Can gas in young debris disks be constrained by their radial brightness profiles?

TL;DR

This study demonstrates that the radial brightness profiles of young debris disks are largely insensitive to the presence and density of gas, making it difficult to constrain gas content solely from brightness observations.

Contribution

The paper shows that dust brightness profiles do not significantly vary with gas parameters, challenging previous assumptions about using profiles to estimate gas in debris disks.

Findings

Brightness profiles are insensitive to gas density variations.

Observed profiles match gas-free theoretical predictions.

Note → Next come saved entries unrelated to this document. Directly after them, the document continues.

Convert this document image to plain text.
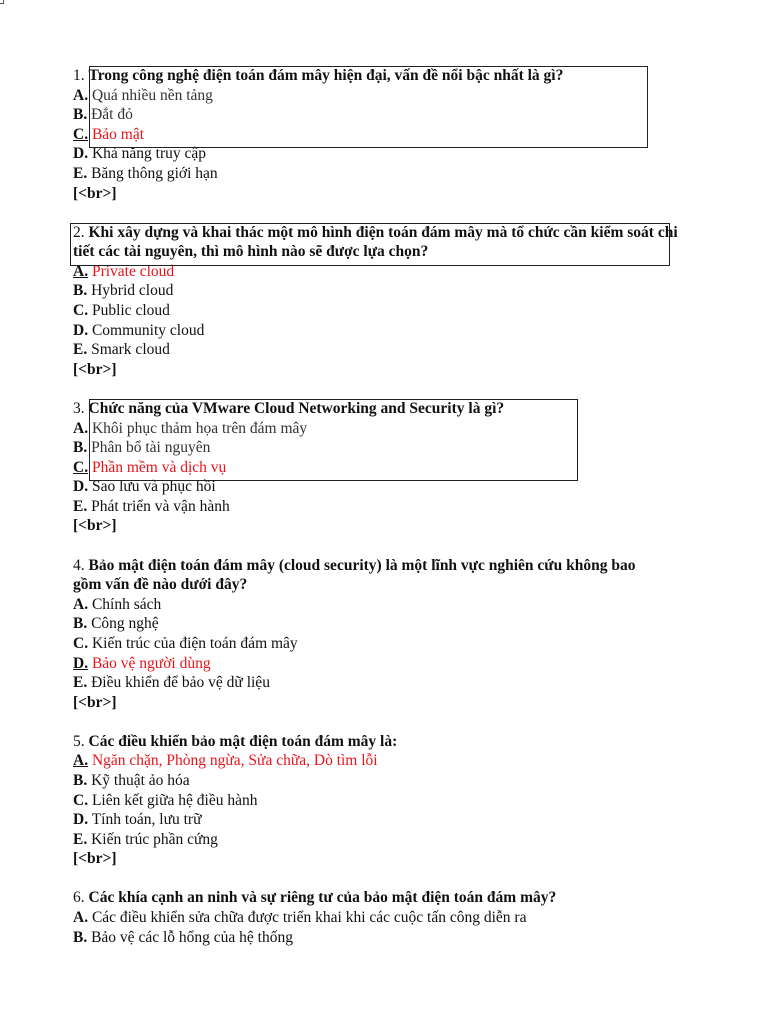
1. Trong công nghệ điện toán đám mây hiện đại, vấn đề nổi bậc nhất là gì?
A. Quá nhiều nền tảng
B. Đắt đỏ
C. Bảo mật
D. Khả năng truy cập
E. Băng thông giới hạn
[<br>]
2. Khi xây dựng và khai thác một mô hình điện toán đám mây mà tổ chức cần kiểm soát chi tiết các tài nguyên, thì mô hình nào sẽ được lựa chọn?
A. Private cloud
B. Hybrid cloud
C. Public cloud
D. Community cloud
E. Smark cloud
[<br>]
3. Chức năng của VMware Cloud Networking and Security là gì?
A. Khôi phục thảm họa trên đám mây
B. Phân bổ tài nguyên
C. Phần mềm và dịch vụ
D. Sao lưu và phục hồi
E. Phát triển và vận hành
[<br>]
4. Bảo mật điện toán đám mây (cloud security) là một lĩnh vực nghiên cứu không bao gồm vấn đề nào dưới đây?
A. Chính sách
B. Công nghệ
C. Kiến trúc của điện toán đám mây
D. Bảo vệ người dùng
E. Điều khiển để bảo vệ dữ liệu
[<br>]
5. Các điều khiển bảo mật điện toán đám mây là:
A. Ngăn chặn, Phòng ngừa, Sửa chữa, Dò tìm lỗi
B. Kỹ thuật ảo hóa
C. Liên kết giữa hệ điều hành
D. Tính toán, lưu trữ
E. Kiến trúc phần cứng
[<br>]
6. Các khía cạnh an ninh và sự riêng tư của bảo mật điện toán đám mây?
A. Các điều khiển sửa chữa được triển khai khi các cuộc tấn công diễn ra
B. Bảo vệ các lỗ hổng của hệ thống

Gas presence cannot be reliably constrained from brightness profiles.

Abstract

Disks around young stars are known to evolve from optically thick, gas-dominated protoplanetary disks to optically thin, almost gas-free debris disks. It is thought that the primordial gas is largely removed at ages of ~10 Myr, but it is difficult to discern the true gas densities from gas observations. This suggests using observations of dust: it has been argued that gas, if present with higher densities, would lead to flatter radial profiles of the dust density and surface brightness than those actually observed. However, here we show that these profiles are surprisingly insensitive to variation of the parameters of a central star, location of the dust-producing planetesimal belt, dustiness of the disk and - most importantly - the parameters of the ambient gas. This result holds for a wide range of gas densities (three orders of magnitude), for different radial distributions of the gas temperature, and different gas compositions. The brightness profile slopes of -3...-4 we find are the same that were theoretically found for gas-free debris disks, and they are the same as actually retrieved from observations of many debris disks. Our specific results for three young (10-30 Myr old), spatially resolved, edge-on debris disks (beta Pic, HD 32297, and AU Mic) show that the observed radial profiles of the surface brightness do not pose any stringent constraints on the gas component of the disk. We cannot exclude that outer parts of the systems may have retained substantial amounts of primordial gas which is not evident in the gas observations (e.g. as much as 50 Earth masses for beta Pic). However, the possibility that gas, most likely secondary, is only present in little to moderate amounts, as deduced from gas detections (e.g. ~0.05 Earth masses in the beta Pic disk), remains open, too.